Du musst schauen, was deren Bedürfnisse und Ängste dahinter sind, sagte eine Freundin. Dort findet ihr wieder zusammen. Sie hat recht. Theoretisch! Praktisch bin ich vollends damit ausgelastet, zu schauen, wie ich den Bedürfnissen und Ängsten meiner Kinder gerecht werde. Im Moment wende ich all meine Kraft dafür auf, meine kleinen Krisenhelden in ihrer Mitte zu halten.

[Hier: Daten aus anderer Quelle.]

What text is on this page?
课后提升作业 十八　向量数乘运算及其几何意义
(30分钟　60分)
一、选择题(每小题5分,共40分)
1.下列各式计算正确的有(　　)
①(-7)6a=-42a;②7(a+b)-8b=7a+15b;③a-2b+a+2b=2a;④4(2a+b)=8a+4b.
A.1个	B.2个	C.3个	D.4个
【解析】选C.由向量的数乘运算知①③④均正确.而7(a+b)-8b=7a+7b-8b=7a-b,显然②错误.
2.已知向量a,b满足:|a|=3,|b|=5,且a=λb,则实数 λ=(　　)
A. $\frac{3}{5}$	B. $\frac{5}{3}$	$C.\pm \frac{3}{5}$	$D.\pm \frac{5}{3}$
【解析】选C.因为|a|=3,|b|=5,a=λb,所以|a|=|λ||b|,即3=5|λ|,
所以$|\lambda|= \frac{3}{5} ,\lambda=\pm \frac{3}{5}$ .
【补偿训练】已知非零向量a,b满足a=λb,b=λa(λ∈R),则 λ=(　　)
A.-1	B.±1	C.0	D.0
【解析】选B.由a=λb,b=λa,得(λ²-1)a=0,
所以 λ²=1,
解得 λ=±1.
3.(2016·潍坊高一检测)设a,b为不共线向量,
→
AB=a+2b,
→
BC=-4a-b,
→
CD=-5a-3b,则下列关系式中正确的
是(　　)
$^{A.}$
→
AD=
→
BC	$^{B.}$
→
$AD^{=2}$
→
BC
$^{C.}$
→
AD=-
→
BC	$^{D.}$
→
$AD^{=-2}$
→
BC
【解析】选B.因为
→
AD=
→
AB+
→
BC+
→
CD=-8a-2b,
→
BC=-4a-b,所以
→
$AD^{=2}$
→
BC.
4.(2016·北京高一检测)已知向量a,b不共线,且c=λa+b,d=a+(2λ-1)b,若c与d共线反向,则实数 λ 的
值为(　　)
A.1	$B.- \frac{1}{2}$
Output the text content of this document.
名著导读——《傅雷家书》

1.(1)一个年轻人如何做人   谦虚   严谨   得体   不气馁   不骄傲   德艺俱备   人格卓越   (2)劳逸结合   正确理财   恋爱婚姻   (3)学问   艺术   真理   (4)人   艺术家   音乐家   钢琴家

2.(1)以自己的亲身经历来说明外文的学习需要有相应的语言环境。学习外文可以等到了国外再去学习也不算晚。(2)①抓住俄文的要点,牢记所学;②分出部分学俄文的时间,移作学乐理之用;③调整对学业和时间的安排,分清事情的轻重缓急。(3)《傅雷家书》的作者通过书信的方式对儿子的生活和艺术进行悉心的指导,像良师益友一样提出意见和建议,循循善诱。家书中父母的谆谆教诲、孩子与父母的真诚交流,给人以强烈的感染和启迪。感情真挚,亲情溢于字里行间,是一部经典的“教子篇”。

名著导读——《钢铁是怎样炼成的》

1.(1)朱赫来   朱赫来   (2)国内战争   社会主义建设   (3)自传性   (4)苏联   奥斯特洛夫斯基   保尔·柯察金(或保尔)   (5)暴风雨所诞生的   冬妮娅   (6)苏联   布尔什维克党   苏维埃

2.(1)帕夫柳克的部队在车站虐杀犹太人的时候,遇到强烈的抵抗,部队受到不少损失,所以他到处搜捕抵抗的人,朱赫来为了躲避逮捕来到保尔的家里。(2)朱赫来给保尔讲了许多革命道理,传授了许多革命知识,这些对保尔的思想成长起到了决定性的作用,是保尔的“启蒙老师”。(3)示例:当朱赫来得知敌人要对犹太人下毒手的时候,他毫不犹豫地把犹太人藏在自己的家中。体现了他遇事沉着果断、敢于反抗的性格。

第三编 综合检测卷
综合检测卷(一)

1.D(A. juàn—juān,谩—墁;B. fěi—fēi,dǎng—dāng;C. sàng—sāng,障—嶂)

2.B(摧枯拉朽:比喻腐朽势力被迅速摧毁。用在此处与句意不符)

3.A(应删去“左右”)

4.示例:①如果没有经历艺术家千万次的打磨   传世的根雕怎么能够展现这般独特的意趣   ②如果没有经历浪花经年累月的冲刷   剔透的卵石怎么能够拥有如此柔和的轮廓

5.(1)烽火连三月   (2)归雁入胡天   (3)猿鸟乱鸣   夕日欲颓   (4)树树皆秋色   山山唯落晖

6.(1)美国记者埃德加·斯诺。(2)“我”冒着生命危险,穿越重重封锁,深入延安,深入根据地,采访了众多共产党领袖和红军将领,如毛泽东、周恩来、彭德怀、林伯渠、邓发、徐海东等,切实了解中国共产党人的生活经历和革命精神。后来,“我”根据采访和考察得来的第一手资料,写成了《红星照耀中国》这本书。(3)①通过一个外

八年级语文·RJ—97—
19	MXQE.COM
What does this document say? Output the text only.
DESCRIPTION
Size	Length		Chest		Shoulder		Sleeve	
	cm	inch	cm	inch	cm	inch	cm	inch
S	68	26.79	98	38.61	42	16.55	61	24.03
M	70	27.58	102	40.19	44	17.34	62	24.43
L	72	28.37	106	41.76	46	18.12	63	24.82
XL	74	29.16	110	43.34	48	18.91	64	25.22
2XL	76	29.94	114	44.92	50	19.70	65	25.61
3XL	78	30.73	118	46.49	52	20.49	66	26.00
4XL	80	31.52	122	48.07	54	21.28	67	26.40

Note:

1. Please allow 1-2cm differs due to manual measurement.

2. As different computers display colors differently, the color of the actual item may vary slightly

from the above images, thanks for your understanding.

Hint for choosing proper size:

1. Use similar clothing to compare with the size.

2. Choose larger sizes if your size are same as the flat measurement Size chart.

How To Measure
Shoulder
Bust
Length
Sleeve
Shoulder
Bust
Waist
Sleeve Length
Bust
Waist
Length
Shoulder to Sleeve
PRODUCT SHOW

Ich habe wenig übrig für Erwachsene, die ihre Mitte finden, indem sie die Realität in eine beliebige Richtung verschieben. Und deshalb werde ich meine Mitte bis auf weiteres zur schwurbelfreien Zone erklären. Ich schalte stumm, ich klicke auf „Nicht mehr abonnieren“ und notfalls entfolge ich für eine Weile. Derweil hoffe ich, dass es auf Dauer ausreicht, dass wir Jesus nicht entfolgen. Dass er eine Idee hat, wie er seinen irdischen Saustall irgendwann wieder miteinander ins Gespräch bringt und wie selbst zornige Lockdown-Mütter wie ich wieder barmherzig werden können.